Pourtant, toutes les accusations que j’ai évoquées sont fausses ou incomplètes, invariablement malhonnêtes.

Les mauvaises notes

Les abonnés au zéro existent, c’est exact. Ils ont toujours existé. Ils sont même de plus en plus nombreux à mesure que l’exercice se raréfie (sans disparaître bien sûr). Faute d’entraînement, l’exercice prend l’allure d’un couperet de guillotine. Le manque d’entraînement concerne maintenant des collèges entiers. Brillant résultat!

Les mauvaises notes ne sont pas l’apanage de la dictée, mais son caractère rigoureux empêche les compensations: pas de points pour l’effort, pour la belle présentation, pour la bienveillance ou pour une idée vaguement amusante. Le caractère implacable et impersonnel de l’exercice a un côté éducatif. Il confronte l’élève à ses limites. Il est franc. À l’instar des mathématiques, c’est une école de sérieux et de rigueur. Comme en mathématiques, des notes élevées sont également possibles. Le professeur n’est pas tenté de dire qu’on peut toujours faire mieux, comme il le ferait sans doute pour une rédaction ou une dissertation.

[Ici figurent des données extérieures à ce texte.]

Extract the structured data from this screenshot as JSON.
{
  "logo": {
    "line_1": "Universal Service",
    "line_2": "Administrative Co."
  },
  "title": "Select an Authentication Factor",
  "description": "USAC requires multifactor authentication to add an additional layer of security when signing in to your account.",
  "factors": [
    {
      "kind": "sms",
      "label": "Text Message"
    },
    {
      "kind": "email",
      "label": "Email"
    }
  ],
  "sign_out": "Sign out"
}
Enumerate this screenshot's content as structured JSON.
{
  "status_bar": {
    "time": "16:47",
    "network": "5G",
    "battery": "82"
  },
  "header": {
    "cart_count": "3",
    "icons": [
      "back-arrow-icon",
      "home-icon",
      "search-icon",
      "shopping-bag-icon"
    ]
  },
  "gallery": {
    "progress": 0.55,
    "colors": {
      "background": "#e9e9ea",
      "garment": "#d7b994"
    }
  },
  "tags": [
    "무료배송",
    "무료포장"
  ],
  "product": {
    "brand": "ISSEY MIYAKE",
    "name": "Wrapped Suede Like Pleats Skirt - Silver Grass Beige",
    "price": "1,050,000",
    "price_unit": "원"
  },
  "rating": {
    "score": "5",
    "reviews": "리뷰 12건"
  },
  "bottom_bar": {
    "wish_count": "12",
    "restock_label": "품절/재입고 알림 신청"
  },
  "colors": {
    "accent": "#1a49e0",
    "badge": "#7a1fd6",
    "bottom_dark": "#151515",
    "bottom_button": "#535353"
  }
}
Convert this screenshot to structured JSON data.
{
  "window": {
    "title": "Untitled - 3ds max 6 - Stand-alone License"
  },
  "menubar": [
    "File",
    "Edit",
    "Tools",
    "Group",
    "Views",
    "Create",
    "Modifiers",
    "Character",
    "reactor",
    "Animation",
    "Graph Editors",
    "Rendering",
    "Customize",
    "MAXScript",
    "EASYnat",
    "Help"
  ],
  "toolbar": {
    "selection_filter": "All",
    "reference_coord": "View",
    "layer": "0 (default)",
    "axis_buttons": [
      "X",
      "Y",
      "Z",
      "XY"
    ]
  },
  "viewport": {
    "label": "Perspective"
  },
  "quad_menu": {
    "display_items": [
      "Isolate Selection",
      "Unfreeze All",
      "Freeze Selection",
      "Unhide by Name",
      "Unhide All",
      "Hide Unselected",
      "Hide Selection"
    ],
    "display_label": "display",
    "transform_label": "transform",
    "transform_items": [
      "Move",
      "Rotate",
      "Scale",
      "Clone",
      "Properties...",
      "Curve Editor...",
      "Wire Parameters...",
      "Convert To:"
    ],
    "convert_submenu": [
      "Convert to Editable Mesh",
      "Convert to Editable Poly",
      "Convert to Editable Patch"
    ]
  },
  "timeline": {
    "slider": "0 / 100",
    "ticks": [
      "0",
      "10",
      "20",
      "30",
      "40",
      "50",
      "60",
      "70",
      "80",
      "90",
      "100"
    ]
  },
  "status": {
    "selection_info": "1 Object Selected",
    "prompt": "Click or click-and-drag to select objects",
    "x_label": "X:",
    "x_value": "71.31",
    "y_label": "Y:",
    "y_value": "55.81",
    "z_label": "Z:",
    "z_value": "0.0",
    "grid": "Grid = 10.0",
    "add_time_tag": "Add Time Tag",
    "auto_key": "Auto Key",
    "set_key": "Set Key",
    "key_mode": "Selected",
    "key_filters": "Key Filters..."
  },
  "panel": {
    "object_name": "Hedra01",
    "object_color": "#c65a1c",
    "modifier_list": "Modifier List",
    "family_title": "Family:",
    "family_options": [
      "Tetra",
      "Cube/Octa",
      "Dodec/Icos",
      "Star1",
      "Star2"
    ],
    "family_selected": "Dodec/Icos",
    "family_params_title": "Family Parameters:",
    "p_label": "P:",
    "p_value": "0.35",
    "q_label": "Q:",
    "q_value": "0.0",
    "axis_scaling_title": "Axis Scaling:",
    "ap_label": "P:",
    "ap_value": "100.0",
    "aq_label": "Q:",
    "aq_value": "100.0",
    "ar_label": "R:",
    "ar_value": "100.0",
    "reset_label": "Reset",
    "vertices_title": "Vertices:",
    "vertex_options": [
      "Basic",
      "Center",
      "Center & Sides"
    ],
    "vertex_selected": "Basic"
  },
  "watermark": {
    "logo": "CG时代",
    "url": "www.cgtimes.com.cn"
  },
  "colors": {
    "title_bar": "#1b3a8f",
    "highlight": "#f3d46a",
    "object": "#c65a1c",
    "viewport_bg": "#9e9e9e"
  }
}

Un vrai moment d’apprentissage

On accuse la dictée d’être inefficace. On n’apprendrait pas avec elle. On tente de nous destabiliser par des questions rhétoriques: apprend-on en faisant un contrôle ou en passant des examens? La réalité est plus complexe qu’une question rhétorique. Oui, on apprend en faisant un contrôle, un peu moins en passant des examens, parce qu’on corrige le contrôle et que la correction apporte la validation d’un certain nombre d’interprétations formulées par les élèves. On corrige rarement l’examen dans le détail. J’ai même envie de dire que la correction d’un contrôle est un moment privilégié du processus d’apprentissage. C’est le moment où la compréhension d’une règle est confirmée officiellement. L’élève n’est pas bloqué dans ses doutes.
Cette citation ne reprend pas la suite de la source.